Le Maroc représente plus de la moitié du marché des centres d’appels francophones délocalisés, avec plus de 180 sociétés implantées, a affirmé hier le président du Salon international des centres de contacts et d’appels au Maroc (SICCAM), Mohammad el-Ouahdoudi.
« En cinq ans, notre pays est devenu le leader des centres d’appels offshoring francophones et les 180 sociétés qui sont présentes ont créé 18 000 postes de travail, soit 25 000 emplois », a-t-il déclaré en ouvrant à Casablanca la troisième édition du SICCAM.
« Il représente plus de 50 % du marché de l’offshoring francophone, soit plus que l’Algérie, la Tunisie, le Sénégal, l’île Maurice, Madagascar réunis, et nous pouvons encore faire beaucoup mieux », a précisé le président du SICCAM.
Le chiffre d’affaires du secteur est passé de 3 millions d’euros en 2001 à une prévision de 250 millions d’euros en 2006.
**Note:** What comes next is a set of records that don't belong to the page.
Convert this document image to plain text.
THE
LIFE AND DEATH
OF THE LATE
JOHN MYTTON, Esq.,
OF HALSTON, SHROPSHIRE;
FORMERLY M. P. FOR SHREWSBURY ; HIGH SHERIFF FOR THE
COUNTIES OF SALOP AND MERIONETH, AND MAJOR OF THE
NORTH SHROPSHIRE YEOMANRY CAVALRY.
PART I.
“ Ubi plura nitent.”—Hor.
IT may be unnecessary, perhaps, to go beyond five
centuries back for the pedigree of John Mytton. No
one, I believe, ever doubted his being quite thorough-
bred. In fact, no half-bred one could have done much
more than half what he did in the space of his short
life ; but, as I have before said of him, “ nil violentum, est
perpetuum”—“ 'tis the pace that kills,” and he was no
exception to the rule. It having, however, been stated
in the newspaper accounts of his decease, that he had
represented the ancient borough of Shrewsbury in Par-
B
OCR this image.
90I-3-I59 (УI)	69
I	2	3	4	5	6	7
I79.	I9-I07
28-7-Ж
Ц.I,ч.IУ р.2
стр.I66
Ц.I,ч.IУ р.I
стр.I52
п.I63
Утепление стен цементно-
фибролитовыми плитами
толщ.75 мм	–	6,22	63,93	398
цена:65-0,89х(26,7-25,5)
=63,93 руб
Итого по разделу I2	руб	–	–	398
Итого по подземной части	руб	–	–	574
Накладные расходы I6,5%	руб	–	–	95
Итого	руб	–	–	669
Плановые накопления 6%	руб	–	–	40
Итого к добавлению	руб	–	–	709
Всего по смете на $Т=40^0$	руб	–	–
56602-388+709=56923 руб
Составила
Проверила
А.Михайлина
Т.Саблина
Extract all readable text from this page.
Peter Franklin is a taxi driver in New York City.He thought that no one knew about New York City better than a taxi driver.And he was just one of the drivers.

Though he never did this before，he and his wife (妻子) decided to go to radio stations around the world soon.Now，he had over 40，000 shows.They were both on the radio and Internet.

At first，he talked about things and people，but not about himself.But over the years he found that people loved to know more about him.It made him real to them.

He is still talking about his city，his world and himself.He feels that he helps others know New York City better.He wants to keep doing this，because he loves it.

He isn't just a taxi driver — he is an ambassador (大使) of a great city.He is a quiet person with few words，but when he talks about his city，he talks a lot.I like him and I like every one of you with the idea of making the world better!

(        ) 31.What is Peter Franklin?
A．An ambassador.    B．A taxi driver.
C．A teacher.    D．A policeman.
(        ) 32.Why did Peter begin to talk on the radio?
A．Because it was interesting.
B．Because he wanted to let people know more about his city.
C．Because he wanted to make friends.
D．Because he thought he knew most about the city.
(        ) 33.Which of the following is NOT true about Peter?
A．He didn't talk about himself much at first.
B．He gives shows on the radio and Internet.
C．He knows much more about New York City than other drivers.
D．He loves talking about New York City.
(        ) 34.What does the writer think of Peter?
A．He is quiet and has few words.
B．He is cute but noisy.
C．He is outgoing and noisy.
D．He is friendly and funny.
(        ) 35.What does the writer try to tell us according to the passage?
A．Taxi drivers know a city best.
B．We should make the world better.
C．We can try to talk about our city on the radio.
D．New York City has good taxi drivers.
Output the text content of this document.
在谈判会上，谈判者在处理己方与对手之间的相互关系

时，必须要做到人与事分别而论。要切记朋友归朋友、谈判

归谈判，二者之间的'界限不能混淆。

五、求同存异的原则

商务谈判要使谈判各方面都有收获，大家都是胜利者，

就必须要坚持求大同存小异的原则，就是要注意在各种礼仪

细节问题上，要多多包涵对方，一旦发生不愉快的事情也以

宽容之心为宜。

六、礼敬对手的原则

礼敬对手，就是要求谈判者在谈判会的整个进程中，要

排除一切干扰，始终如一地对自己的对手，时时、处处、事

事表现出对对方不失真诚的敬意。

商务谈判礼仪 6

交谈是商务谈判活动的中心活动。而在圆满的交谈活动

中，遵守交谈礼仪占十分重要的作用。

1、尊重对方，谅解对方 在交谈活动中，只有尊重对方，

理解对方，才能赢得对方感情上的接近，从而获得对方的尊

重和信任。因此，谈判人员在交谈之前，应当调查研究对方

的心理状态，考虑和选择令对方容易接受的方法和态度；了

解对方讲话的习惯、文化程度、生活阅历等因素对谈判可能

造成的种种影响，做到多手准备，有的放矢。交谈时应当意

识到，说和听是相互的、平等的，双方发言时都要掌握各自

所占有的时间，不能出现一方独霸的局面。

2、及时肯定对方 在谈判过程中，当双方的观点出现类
Le Maroc accueille également des centres d’appels hispanophones et le Grupo Konecta, numéro un espagnol avec plus de 10 000 postes de travail, a annoncé à l’ouverture du salon la création d’une antenne à Casablanca. Le Maroc ayant été partiellement sous mandat espagnol, de nombreux Marocains dans le nord et le sud du pays s’expriment parfaitement dans cette langue.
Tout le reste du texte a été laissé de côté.